In the MENA region, the trends reshaping the global app economy are playing out with particular intensity. In the first half of 2025, ChatGPT ranked third overall by app revenue across the GCC, trailing only TikTok and the regional streaming platform Shahid, while software app in-app purchase revenue across the Gulf Cooperation Council climbed 77 percent year over year, driven largely by AI-powered tools. The UAE, Saudi Arabia, Qatar, and Egypt were among the countries that saw over 30 percent growth in non-gaming mobile app installs in 2024, compared to the 7 percent global average, and generative AI app marketers in the UAE and Saudi Arabia increased their user acquisition ad spend by 94 percent year over year. The Gulf's appetite for AI technology is being actively encouraged at the policy level, with Saudi Arabia's Vision 2030 and the UAE's national AI strategy both treating AI adoption as a core economic objective. Saudi Arabia's $100 billion Project Transcendence initiative, announced in late 2024, aims to build world-class AI infrastructure, and that foundation is increasingly translating into consumer-level adoption visible in App Store charts. The UAE meanwhile continues to lead the GCC in per-user revenue growth from apps, a reflection of both high smartphone penetration and a consumer base willing to pay for premium digital services.
Whether the App Store's revival is durable depends partly on whether AI apps can sustain the engagement levels they have built so rapidly.

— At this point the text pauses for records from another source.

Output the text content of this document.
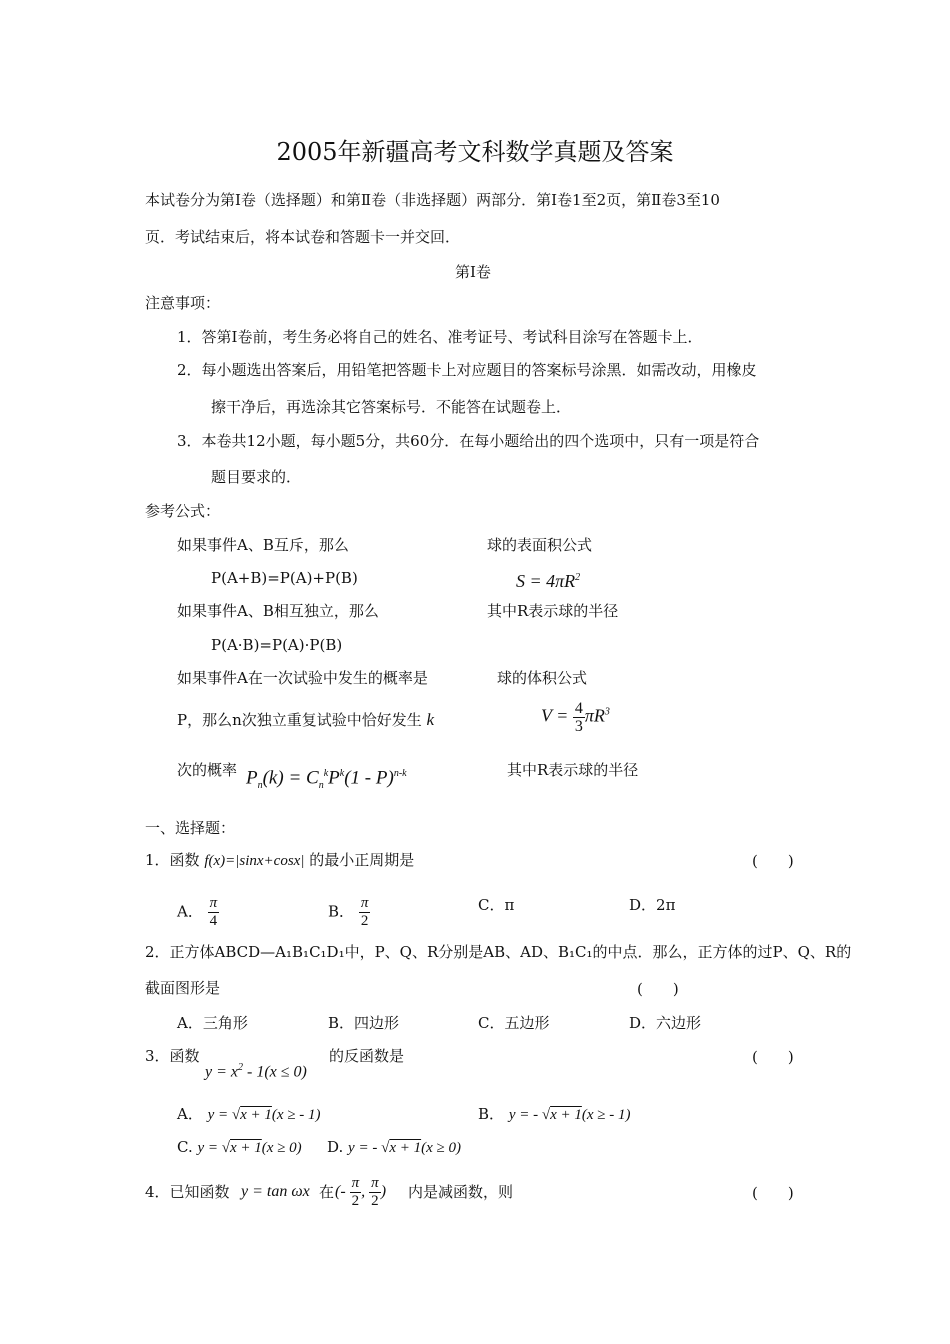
2005年新疆高考文科数学真题及答案
本试卷分为第Ⅰ卷（选择题）和第Ⅱ卷（非选择题）两部分．第Ⅰ卷1至2页，第Ⅱ卷3至10
页．考试结束后，将本试卷和答题卡一并交回．
第Ⅰ卷
注意事项：
1．答第Ⅰ卷前，考生务必将自己的姓名、准考证号、考试科目涂写在答题卡上．
2．每小题选出答案后，用铅笔把答题卡上对应题目的答案标号涂黑．如需改动，用橡皮
擦干净后，再选涂其它答案标号．不能答在试题卷上．
3．本卷共12小题，每小题5分，共60分．在每小题给出的四个选项中，只有一项是符合
题目要求的．
参考公式：
如果事件A、B互斥，那么
P(A+B)=P(A)+P(B)
如果事件A、B相互独立，那么
P(A·B)=P(A)·P(B)
如果事件A在一次试验中发生的概率是
P，那么n次独立重复试验中恰好发生 k
次的概率 $P_n(k) = C_n^kP^k(1 - P)^{n-k}$
球的表面积公式
$S = 4\pi R^2$
其中R表示球的半径
球的体积公式
$V = \frac{4}{3} \pi R^3$
其中R表示球的半径
一、选择题：
1．函数 f(x)=|sinx+cosx| 的最小正周期是	(　　)
A． $\frac{\pi}{4}$	B． $\frac{\pi}{2}$	C．π	D．2π
2．正方体ABCD—A₁B₁C₁D₁中，P、Q、R分别是AB、AD、B₁C₁的中点．那么，正方体的过P、Q、R的
截面图形是	(　　)
A．三角形	B．四边形	C．五边形	D．六边形
3．函数
$y = x^2 - 1(x \le 0)$
的反函数是	(　　)
A． y = √x + 1(x ≥ - 1)	B． y = - √x + 1(x ≥ - 1)
C. y = √x + 1(x ≥ 0) D. y = - √x + 1(x ≥ 0)
4．已知函数 y = tan ωx 在 (- $\frac{\pi}{2}$ , $\frac{\pi}{2}$ ) 内是减函数，则	(　　)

Gaming had decades to establish its grip on mobile revenue, and it did so gradually. AI has compressed a comparable revenue story into a couple of years. The fundamental question is whether users who have budgeted for AI the way they budget for Netflix will stay subscribed once the initial novelty fades, or whether continued product improvements, like voice mode, image generation, and agentic features, will keep deepening that habit. Based on 2025's data, the early evidence points toward deepening, not fading. Sessions were growing faster than downloads, which is exactly the behavioral signature of a category that has moved from curiosity to daily utility.